US Wins 'Bananas War,' but Britain Makes Appeal
LONDON — Britain is girding for battle to save the Caribbean banana.
But promises by Agriculture Minister Jack Cunningham to "do all I can" to fight a World Trade Organization (WTO) ruling that the European Union (EU) must end special favors to the fruit's Caribbean producers may prove difficult to honor.
His task is being made no easier by the EU's decision last month to accept the WTO ruling, despite objections from some EU members, including Britain.
What economic analysts are calling the "banana wars" arise from a clash over new rules scheduled to take effect in January 1999. The rules would end four-year-old special quota arrangements under which the EU imports bananas from the Caribbean.
The governments of small Caribbean states such as St. Lucia, St. Vincent, and Dominica, say an end to the quotas would mean misery for their people. Banana exports represent between 40 and 50 percent of the three islands' total exports.
Dominican Prime Minister Edison James says, "Unless the WTO ruling is overturned, it will devastate our countries. Social and economic unrest will become inevitable."

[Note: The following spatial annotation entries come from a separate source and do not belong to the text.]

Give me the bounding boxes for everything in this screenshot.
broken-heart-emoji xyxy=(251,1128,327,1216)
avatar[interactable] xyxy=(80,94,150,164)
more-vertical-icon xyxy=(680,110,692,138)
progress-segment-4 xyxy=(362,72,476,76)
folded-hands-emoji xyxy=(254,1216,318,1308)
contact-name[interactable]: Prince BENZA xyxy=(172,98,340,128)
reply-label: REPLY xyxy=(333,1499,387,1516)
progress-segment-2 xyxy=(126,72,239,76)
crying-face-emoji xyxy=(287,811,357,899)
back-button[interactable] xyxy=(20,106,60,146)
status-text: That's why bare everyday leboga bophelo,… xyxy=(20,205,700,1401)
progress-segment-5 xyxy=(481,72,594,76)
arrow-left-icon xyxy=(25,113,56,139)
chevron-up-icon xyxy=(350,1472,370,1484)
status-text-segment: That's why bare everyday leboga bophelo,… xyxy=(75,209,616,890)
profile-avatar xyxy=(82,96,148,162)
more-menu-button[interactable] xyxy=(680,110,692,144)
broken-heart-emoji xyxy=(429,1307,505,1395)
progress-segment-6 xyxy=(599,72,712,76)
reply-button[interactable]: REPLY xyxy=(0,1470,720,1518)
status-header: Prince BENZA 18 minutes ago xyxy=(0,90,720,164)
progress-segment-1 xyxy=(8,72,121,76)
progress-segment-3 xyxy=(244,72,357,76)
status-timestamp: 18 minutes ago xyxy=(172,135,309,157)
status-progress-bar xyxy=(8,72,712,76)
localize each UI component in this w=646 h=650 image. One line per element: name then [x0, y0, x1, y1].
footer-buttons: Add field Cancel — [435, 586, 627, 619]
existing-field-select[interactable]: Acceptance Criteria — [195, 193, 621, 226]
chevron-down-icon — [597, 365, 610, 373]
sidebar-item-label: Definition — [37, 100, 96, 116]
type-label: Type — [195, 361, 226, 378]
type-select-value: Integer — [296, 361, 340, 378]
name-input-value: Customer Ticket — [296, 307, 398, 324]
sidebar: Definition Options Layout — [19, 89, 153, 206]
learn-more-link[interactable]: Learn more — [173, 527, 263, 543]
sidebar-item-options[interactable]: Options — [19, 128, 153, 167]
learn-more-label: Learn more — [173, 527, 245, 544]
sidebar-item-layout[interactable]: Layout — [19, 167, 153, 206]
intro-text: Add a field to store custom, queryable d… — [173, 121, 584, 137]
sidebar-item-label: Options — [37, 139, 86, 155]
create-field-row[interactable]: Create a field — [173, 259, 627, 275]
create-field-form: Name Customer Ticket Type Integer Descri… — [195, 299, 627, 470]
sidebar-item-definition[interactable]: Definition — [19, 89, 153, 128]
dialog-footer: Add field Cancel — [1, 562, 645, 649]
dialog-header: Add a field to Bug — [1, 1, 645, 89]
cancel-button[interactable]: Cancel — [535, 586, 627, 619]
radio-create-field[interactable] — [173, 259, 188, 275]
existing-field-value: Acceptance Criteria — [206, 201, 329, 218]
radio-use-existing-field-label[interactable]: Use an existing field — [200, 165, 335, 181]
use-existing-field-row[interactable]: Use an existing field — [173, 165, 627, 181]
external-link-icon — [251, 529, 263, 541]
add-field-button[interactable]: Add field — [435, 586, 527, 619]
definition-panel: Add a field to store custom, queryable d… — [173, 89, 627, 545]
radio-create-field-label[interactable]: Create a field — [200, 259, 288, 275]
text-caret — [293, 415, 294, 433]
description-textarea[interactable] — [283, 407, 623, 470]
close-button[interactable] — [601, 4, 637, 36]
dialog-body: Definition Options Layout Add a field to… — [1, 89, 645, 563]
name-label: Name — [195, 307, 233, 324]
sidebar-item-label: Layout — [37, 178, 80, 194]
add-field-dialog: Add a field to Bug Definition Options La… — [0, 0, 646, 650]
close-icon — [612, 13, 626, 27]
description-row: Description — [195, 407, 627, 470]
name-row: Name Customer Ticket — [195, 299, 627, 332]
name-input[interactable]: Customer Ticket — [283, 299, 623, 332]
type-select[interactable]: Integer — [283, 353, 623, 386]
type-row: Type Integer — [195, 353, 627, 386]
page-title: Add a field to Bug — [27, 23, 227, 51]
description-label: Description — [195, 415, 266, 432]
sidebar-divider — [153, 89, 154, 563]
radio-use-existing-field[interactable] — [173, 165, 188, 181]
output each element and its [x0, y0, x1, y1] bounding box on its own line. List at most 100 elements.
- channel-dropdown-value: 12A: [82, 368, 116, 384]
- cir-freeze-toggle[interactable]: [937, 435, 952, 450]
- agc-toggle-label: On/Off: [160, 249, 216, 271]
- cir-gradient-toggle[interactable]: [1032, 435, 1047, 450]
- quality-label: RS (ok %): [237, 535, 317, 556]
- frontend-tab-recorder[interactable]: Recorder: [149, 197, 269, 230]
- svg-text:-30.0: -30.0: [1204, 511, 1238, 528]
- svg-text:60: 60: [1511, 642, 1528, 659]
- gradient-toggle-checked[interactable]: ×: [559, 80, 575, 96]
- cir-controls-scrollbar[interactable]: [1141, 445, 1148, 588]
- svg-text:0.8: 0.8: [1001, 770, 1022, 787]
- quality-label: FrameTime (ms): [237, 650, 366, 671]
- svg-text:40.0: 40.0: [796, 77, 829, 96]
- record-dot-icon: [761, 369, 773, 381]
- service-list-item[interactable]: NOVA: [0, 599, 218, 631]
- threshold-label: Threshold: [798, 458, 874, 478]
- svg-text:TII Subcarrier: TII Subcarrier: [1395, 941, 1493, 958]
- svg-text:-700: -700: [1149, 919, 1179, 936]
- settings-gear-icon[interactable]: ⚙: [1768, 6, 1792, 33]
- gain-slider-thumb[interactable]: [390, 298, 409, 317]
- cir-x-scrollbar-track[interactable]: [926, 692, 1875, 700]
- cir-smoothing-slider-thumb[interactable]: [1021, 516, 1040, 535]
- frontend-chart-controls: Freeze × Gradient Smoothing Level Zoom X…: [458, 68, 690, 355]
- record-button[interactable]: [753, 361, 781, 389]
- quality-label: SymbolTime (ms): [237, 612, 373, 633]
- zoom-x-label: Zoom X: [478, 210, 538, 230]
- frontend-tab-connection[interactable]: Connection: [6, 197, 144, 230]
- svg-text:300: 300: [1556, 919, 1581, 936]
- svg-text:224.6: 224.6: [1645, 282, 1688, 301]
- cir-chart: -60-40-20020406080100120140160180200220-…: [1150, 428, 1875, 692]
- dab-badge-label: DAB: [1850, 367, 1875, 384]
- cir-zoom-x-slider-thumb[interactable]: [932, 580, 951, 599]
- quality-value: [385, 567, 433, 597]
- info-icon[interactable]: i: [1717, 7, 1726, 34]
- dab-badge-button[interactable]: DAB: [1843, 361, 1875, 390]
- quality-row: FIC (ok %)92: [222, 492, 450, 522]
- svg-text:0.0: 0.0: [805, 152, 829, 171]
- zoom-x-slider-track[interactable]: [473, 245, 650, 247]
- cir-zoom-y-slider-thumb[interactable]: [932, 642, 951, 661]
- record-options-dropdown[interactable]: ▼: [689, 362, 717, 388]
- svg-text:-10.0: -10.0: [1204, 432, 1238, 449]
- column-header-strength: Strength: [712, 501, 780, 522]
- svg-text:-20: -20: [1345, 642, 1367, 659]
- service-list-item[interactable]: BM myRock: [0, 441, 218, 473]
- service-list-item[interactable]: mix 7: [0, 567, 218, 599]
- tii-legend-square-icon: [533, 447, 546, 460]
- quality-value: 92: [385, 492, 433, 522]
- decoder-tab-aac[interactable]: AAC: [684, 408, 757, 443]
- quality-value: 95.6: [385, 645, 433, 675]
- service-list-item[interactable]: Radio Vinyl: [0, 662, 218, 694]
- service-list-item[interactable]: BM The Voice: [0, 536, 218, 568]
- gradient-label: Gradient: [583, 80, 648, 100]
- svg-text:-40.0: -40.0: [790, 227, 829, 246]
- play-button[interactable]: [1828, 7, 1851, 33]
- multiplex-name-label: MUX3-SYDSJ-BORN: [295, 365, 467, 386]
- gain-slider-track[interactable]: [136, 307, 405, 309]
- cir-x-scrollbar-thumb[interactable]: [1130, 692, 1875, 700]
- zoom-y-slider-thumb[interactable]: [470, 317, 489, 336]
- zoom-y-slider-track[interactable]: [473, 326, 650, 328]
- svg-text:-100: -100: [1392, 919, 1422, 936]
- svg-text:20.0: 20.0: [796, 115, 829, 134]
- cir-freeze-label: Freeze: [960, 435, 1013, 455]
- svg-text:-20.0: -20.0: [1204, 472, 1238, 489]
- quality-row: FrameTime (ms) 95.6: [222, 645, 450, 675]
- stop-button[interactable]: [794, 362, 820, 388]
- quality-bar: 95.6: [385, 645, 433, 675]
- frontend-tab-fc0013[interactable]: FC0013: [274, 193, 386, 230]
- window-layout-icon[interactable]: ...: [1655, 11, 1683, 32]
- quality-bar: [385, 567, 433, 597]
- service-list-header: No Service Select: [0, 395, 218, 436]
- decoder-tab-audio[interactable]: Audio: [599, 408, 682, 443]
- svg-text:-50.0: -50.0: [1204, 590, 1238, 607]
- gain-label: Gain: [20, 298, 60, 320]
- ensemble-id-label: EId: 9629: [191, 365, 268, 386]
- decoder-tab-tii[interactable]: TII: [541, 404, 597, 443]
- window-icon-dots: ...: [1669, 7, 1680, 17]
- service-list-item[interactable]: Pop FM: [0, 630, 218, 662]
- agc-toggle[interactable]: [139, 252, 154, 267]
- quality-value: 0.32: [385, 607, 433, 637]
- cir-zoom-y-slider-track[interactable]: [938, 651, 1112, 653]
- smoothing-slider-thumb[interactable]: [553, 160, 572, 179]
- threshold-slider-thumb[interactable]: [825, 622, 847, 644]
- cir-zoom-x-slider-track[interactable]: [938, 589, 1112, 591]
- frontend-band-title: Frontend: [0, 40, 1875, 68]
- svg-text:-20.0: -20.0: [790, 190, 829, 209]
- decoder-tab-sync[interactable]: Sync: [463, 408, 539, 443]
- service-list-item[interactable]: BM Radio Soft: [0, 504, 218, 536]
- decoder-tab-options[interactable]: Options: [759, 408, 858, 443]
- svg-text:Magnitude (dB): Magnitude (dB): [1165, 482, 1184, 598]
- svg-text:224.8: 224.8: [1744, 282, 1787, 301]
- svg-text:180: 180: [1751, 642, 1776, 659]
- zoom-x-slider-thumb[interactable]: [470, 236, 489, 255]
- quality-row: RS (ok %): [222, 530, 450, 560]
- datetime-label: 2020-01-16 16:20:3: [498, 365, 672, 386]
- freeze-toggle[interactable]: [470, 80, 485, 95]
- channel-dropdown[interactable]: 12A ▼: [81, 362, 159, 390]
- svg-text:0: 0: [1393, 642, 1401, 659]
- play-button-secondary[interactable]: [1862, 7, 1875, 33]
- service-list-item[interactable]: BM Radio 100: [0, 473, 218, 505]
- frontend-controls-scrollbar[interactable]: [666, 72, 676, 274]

But to Latin American producers, such as Ecuador, one of the world's biggest banana exporters, the situation looks very different. Alfredo Pinoargote, Ecuador's EU ambassador, claims Caribbean producers are inefficient. "Latin American farmers use mechanized production methods and harvest bananas at around $160 a ton," he says. "In the Caribbean, where small farms predominate and picking by hand is common, the cost can be $500 a ton."
Politics are also mixed up in the banana wars. The US multinational Chiquita is heavily involved in the Latin American banana trade. The Clinton administration backed demands last year by Chiquita to end special treatment for Caribbean producers. The WTO went along.
On bananas, Europeans are divided in their tastes: Britain, France, and southern European states tend to favor the smaller, curved fruit from the Caribbean. Germans and Scandinavians prefer the so-called "dollar banana" from Latin America, which is larger, yellower, and less sweet.
A European Commission official says, "Thanks largely to heavy consumption by Germans, Chiquita and Del Monte already have a big slice of the European market. People who prefer dollar bananas, but cannot obtain them, complain at having to pay a premium price for fruit from the Caribbean."
In his fight on behalf of the curved banana, Agriculture Minister Cunningham says he plans to convene a regional forum in February or March to discuss the economic and social problems facing Caribbean nations.
To succeed, however, Britain and its supporters will have to persuade the EU to find a way to keep Caribbean bananas flowing.
One possibility is for the EU to pay compensation to Latin American governments in lieu of an expansion of their European banana trade.
But during a recent visit to Britain, Ecuador's President Fabian Alarcon said the EU had "an international obligation" to implement WTO rules. "We would not accept any kind of compensation," he declared. "Bananas are our life."